One such scene occurs during the poetry duel, before which 'two valiant lords of song' hurl insults at each other. 'Your clothes stink of dung, your face is that of a pig.
Ali And Nino Kitab Evi
And for a little money you would compose a poem on your own shame,' says one. 'You can't sell your talent because you never had any,' replies the other. 'You live off the crumbs that fall from the festive table of my genius' p. What do such scenes add to the novel? How are they relevant to the approaching political and cultural upheaval? Where else in the novel do you glimpse a way of life threatened with extinction? Where else do you find comic relief?
In what ways does reading Ali and Nino deepen your understanding of recent conflicts in the region involving former Soviet Republic and Muslim minorities?
More Ali and Nino is the epic novel of enduring romance in a time of war. It has been hailed as one of the most romantic epic novels of all time.
Ali and Nino, two lovers from vastly different backgrounds, grow up together in carefree innocence in Baku on the Caspian Sea. Here, where Eastern and Occidental collide, they are inevitably drawn into the events of the First World War and the Russian Revolution.
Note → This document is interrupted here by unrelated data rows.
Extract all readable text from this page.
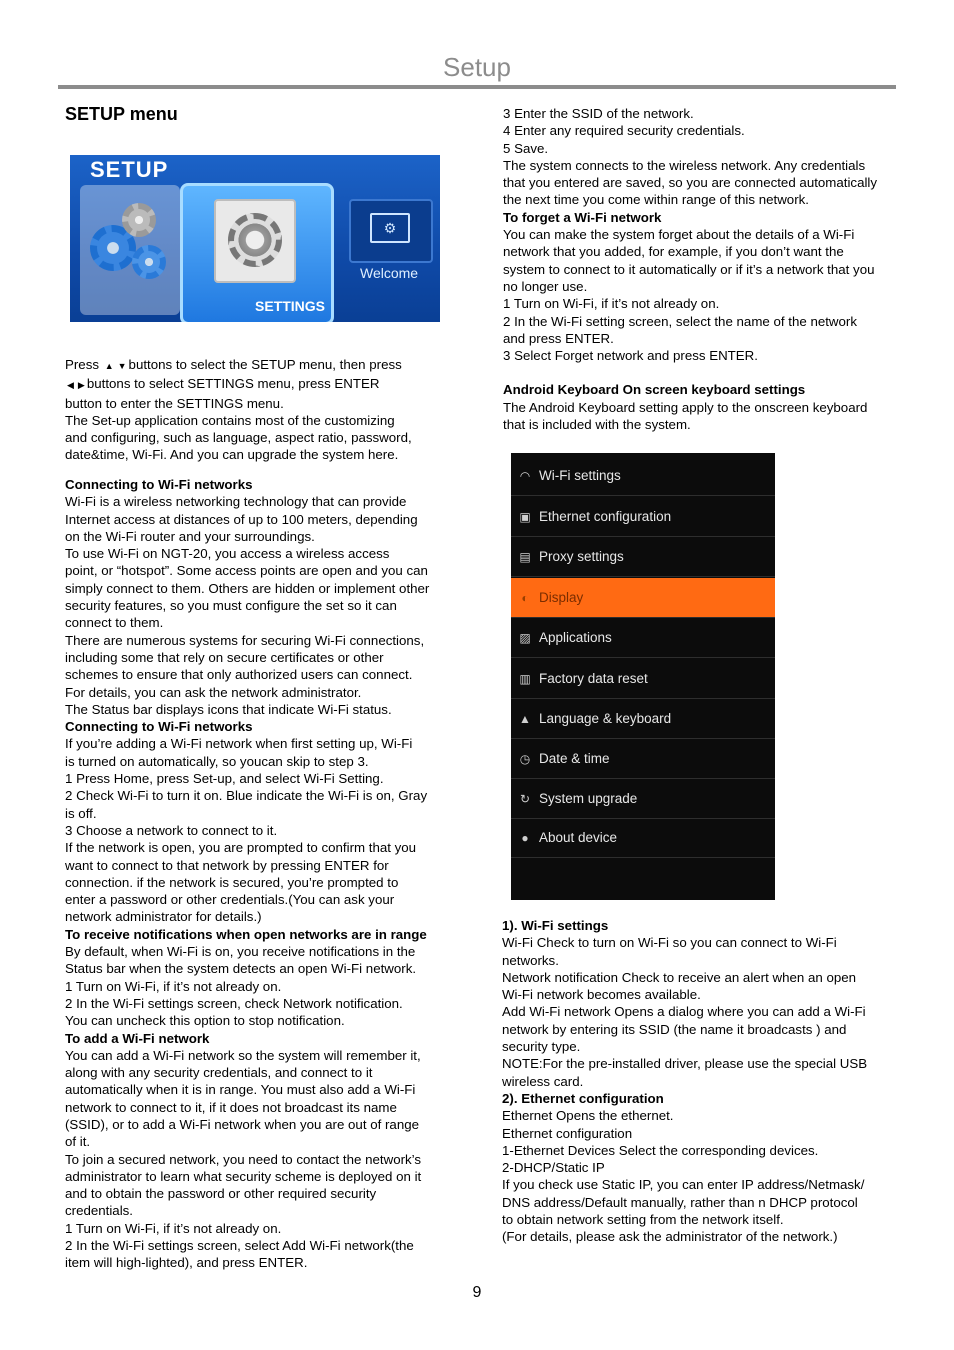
Setup
SETUP menu
SETUP
SETTINGS
⚙
Welcome
Press ▲ ▼ buttons to select the SETUP menu, then press
◀ ▶ buttons to select SETTINGS menu, press ENTER
button to enter the SETTINGS menu.
The Set-up application contains most of the customizing
and configuring, such as language, aspect ratio, password,
date&time, Wi-Fi. And you can upgrade the system here.
Connecting to Wi-Fi networks
Wi-Fi is a wireless networking technology that can provide
Internet access at distances of up to 100 meters, depending
on the Wi-Fi router and your surroundings.
To use Wi-Fi on NGT-20, you access a wireless access
point, or “hotspot”. Some access points are open and you can
simply connect to them. Others are hidden or implement other
security features, so you must configure the set so it can
connect to them.
There are numerous systems for securing Wi-Fi connections,
including some that rely on secure certificates or other
schemes to ensure that only authorized users can connect.
For details, you can ask the network administrator.
The Status bar displays icons that indicate Wi-Fi status.
Connecting to Wi-Fi networks
If you’re adding a Wi-Fi network when first setting up, Wi-Fi
is turned on automatically, so youcan skip to step 3.
1 Press Home, press Set-up, and select Wi-Fi Setting.
2 Check Wi-Fi to turn it on. Blue indicate the Wi-Fi is on, Gray
is off.
3 Choose a network to connect to it.
If the network is open, you are prompted to confirm that you
want to connect to that network by pressing ENTER for
connection. if the network is secured, you’re prompted to
enter a password or other credentials.(You can ask your
network administrator for details.)
To receive notifications when open networks are in range
By default, when Wi-Fi is on, you receive notifications in the
Status bar when the system detects an open Wi-Fi network.
1 Turn on Wi-Fi, if it’s not already on.
2 In the Wi-Fi settings screen, check Network notification.
You can uncheck this option to stop notification.
To add a Wi-Fi network
You can add a Wi-Fi network so the system will remember it,
along with any security credentials, and connect to it
automatically when it is in range. You must also add a Wi-Fi
network to connect to it, if it does not broadcast its name
(SSID), or to add a Wi-Fi network when you are out of range
of it.
To join a secured network, you need to contact the network’s
administrator to learn what security scheme is deployed on it
and to obtain the password or other required security
credentials.
1 Turn on Wi-Fi, if it’s not already on.
2 In the Wi-Fi settings screen, select Add Wi-Fi network(the
item will high-lighted), and press ENTER.
3 Enter the SSID of the network.
4 Enter any required security credentials.
5 Save.
The system connects to the wireless network. Any credentials
that you entered are saved, so you are connected automatically
the next time you come within range of this network.
To forget a Wi-Fi network
You can make the system forget about the details of a Wi-Fi
network that you added, for example, if you don’t want the
system to connect to it automatically or if it’s a network that you
no longer use.
1 Turn on Wi-Fi, if it’s not already on.
2 In the Wi-Fi setting screen, select the name of the network
and press ENTER.
3 Select Forget network and press ENTER.
Android Keyboard On screen keyboard settings
The Android Keyboard setting apply to the onscreen keyboard
that is included with the system.
◠ Wi-Fi settings
▣ Ethernet configuration
▤ Proxy settings
◐ Display
▨ Applications
▥ Factory data reset
▲ Language & keyboard
◷ Date & time
↻ System upgrade
● About device
1). Wi-Fi settings
Wi-Fi Check to turn on Wi-Fi so you can connect to Wi-Fi
networks.
Network notification Check to receive an alert when an open
Wi-Fi network becomes available.
Add Wi-Fi network Opens a dialog where you can add a Wi-Fi
network by entering its SSID (the name it broadcasts ) and
security type.
NOTE:For the pre-installed driver, please use the special USB
wireless card.
2). Ethernet configuration
Ethernet Opens the ethernet.
Ethernet configuration
1-Ethernet Devices Select the corresponding devices.
2-DHCP/Static IP
If you check use Static IP, you can enter IP address/Netmask/
DNS address/Default manually, rather than n DHCP protocol
to obtain network setting from the network itself.
(For details, please ask the administrator of the network.)
9
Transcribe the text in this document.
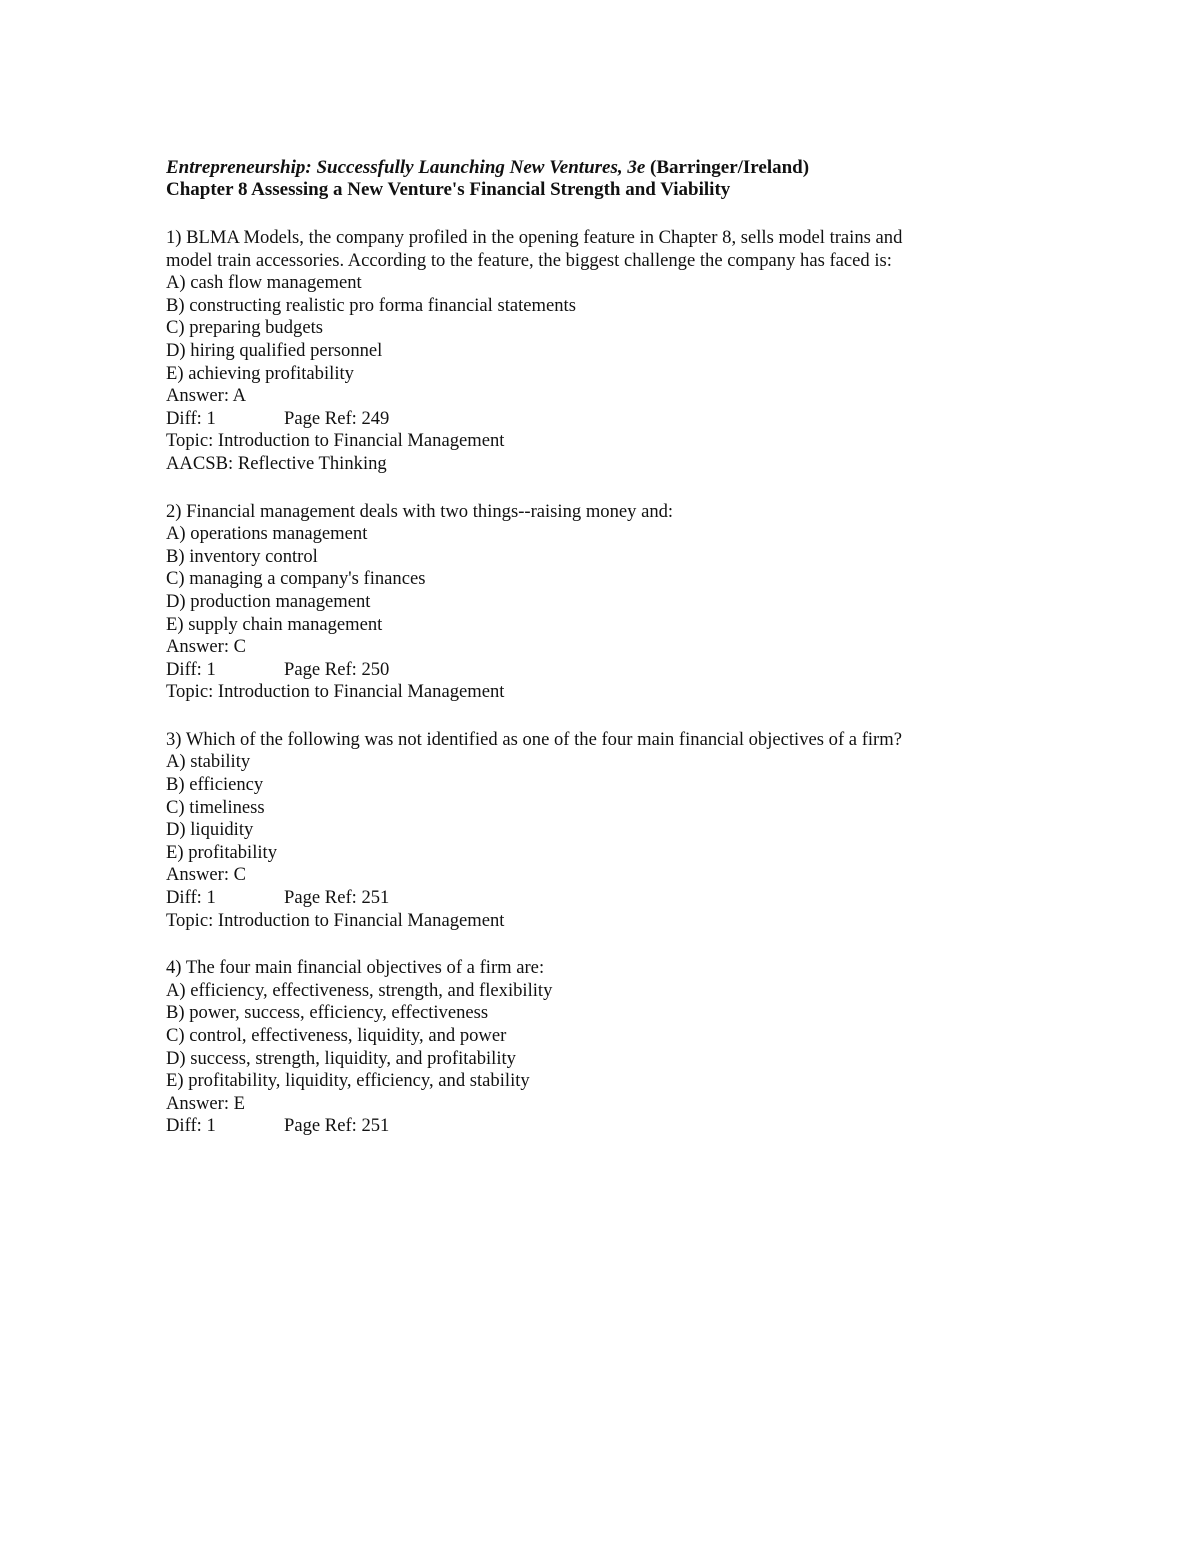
Entrepreneurship: Successfully Launching New Ventures, 3e (Barringer/Ireland)
Chapter 8 Assessing a New Venture's Financial Strength and Viability
1) BLMA Models, the company profiled in the opening feature in Chapter 8, sells model trains and model train accessories. According to the feature, the biggest challenge the company has faced is:
A) cash flow management
B) constructing realistic pro forma financial statements
C) preparing budgets
D) hiring qualified personnel
E) achieving profitability
Answer: A
Diff: 1	Page Ref: 249
Topic: Introduction to Financial Management
AACSB: Reflective Thinking
2) Financial management deals with two things--raising money and:
A) operations management
B) inventory control
C) managing a company's finances
D) production management
E) supply chain management
Answer: C
Diff: 1	Page Ref: 250
Topic: Introduction to Financial Management
3) Which of the following was not identified as one of the four main financial objectives of a firm?
A) stability
B) efficiency
C) timeliness
D) liquidity
E) profitability
Answer: C
Diff: 1	Page Ref: 251
Topic: Introduction to Financial Management
4) The four main financial objectives of a firm are:
A) efficiency, effectiveness, strength, and flexibility
B) power, success, efficiency, effectiveness
C) control, effectiveness, liquidity, and power
D) success, strength, liquidity, and profitability
E) profitability, liquidity, efficiency, and stability
Answer: E
Diff: 1	Page Ref: 251
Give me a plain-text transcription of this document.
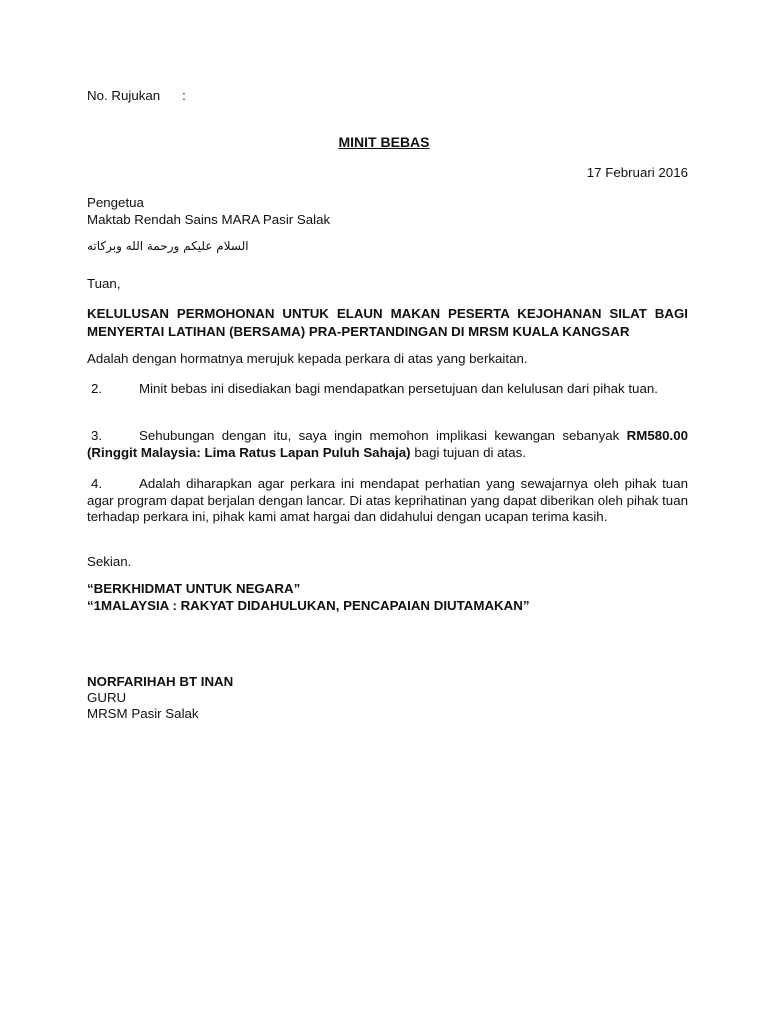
No. Rujukan :
MINIT BEBAS
17 Februari 2016
Pengetua
Maktab Rendah Sains MARA Pasir Salak
السلام عليكم ورحمة الله وبركاته
Tuan,
KELULUSAN PERMOHONAN UNTUK ELAUN MAKAN PESERTA KEJOHANAN SILAT BAGI MENYERTAI LATIHAN (BERSAMA) PRA-PERTANDINGAN DI MRSM KUALA KANGSAR
Adalah dengan hormatnya merujuk kepada perkara di atas yang berkaitan.
2.	Minit bebas ini disediakan bagi mendapatkan persetujuan dan kelulusan dari pihak tuan.
3.	Sehubungan dengan itu, saya ingin memohon implikasi kewangan sebanyak RM580.00 (Ringgit Malaysia: Lima Ratus Lapan Puluh Sahaja) bagi tujuan di atas.
4.	Adalah diharapkan agar perkara ini mendapat perhatian yang sewajarnya oleh pihak tuan agar program dapat berjalan dengan lancar. Di atas keprihatinan yang dapat diberikan oleh pihak tuan terhadap perkara ini, pihak kami amat hargai dan didahului dengan ucapan terima kasih.
Sekian.
“BERKHIDMAT UNTUK NEGARA”
“1MALAYSIA : RAKYAT DIDAHULUKAN, PENCAPAIAN DIUTAMAKAN”
NORFARIHAH BT INAN
GURU
MRSM Pasir Salak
Torn apart by the turmoil, Ali joins the defense of Azerbajan from the onslaught of the Red Army, and Nino flees to the safety of Paris with their child, not knowing whether they will ever see each other again. A sweeping tale, as romantic and gripping as Gone with the Wind or Dr. Zhivago, it portrays, against a gloriously exotic backdrop, the enduring love between childhood friends divided by their separate cultures.